AK PARTİ'nin her zamanki gibi kanun yapma alışkanlığıyla, alan çalışanlarının, sendikaların görüş ve önerileri dikkate alınmadan hazırlanan teklifte sadece çalışanların bir bölümünün ek ödeme oranlarının düzeltilmesine yönelik 26'ncı madde, DHMİ çalışanlarının tamamını kapsamadığı, dolayısıyla iş barışının bozulacağına yönelik tepkilerle Komisyonda geri çekilmişti. 2005 yılında KHK'yle yapılan düzenlemede DHMİ çalışanları üç gruba ayrılmıştı; bunlardan birinci gruba "tamamen karşılananlar", ikinci gruba "kısmen karşılananlar", üçüncü kısma da "karşılanmayanlar" ismi verilmişti. İlk kısımdaki pilot, hava trafik kontrolörleri, havacılık bilgi yönetim uzmanları, ATSEP (Hava Trafik Emniyeti Elektronik Personeli) maaşlarından emeklilik primlerine kadar tüm maliyetleri Brüksel merkezli Avrupa Hava Seyrüsefer Emniyeti Teşkilatı yani EUROCONTROL tarafından sağlanmaktaydı. Birinci kısımda yer alan dört grubun tüm maliyetleri EUROCONTROL tarafından karşılandığından bütçeye hiçbir yükleri olmuyordu; hatta, tam tersine, maaşlardan yapılan kesintiler de bütçeye artı gelir oluyordu fakat maliyetleri yine EUROCONTROL tarafından karşılanmasına karşın ATSEP personeli bu 26'ncı madde kapsamında bırakılmadığı için -alınmadığı için daha doğrusu- hava trafik ve emniyeti için de son derece önemli radar haberleşme sistemlerini 7/24 faal tuttuklarına dikkat çekerek kapsam altına alınma taleplerini dile getiriyorlardı. Havalimanında oluşabilecek herhangi bir yangın ve kırım riskine karşı 7/24 hazır beklediklerini söyleyen ARFF memurları ise son grup üzerinden maaş aldığını söyleyerek adalet bekliyordu. Birleşik Taşımacılık Çalışanları Sendikası tüm DHMİ personeli çalışanlarının kapsama alınması talebini ileri sürünce bütçeye yük getireceği düşünülerek 26'ncı madde Komisyonda geri çekilmişti.
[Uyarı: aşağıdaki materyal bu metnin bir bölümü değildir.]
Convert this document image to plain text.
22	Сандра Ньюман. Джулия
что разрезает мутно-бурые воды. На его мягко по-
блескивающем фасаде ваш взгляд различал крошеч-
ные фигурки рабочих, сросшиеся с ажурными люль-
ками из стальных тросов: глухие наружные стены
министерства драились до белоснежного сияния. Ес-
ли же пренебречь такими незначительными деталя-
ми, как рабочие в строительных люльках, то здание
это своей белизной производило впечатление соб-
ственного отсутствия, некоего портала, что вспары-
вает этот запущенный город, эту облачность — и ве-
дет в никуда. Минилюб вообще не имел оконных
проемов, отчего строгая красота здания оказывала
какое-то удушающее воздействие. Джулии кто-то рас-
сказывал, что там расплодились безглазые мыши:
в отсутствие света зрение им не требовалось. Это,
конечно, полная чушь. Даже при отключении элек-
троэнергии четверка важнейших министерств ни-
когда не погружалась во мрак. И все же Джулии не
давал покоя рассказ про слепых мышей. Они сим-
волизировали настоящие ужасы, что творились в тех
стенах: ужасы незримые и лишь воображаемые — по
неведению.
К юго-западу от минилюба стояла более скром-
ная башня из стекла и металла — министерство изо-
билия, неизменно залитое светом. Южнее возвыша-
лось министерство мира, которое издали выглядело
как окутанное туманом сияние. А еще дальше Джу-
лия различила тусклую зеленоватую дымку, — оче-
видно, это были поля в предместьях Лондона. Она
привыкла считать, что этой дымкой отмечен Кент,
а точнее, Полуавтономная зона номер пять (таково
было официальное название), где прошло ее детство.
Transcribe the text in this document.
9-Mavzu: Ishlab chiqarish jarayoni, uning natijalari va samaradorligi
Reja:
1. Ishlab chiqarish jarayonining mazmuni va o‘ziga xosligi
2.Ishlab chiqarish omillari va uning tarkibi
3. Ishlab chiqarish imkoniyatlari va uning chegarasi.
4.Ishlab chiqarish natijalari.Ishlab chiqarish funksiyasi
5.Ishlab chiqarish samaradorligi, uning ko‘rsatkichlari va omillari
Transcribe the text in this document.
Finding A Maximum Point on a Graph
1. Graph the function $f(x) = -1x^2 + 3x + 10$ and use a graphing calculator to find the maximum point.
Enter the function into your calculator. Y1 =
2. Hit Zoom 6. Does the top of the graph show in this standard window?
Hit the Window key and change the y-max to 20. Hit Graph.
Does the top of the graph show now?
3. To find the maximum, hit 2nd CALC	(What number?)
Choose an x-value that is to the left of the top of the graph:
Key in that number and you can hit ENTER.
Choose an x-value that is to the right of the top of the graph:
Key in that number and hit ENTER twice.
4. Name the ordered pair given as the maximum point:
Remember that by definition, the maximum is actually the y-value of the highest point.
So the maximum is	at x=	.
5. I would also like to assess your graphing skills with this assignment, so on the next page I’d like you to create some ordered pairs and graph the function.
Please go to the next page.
Sonuç DHMİ personelindeki hiç kimsenin koşullarının iyileşmemesiyle sonuçlandı, Genel Kurula maddenin düzeltilerek getirileceği beklentisiyse karşılanmadı. Kendilerine verilen sözlerin tutulmamasıyla tüm hava trafik kontrolünü idare eden hava trafik kontrolörleri haklı olarak "Bizim bütçeye yükümüz yok, Avrupa'da bizimle aynı işi yapanlar 8-10 bin euro alırken biz 2.300 euro alıyoruz." diyerek inisiyatif almadan çalışmaya devam edeceklerini ve direnişte bulunacaklarını söylediler. Sonuç olarak uçak rötarlarıyla yaşanan mağduriyetler anlaşılan sürecek.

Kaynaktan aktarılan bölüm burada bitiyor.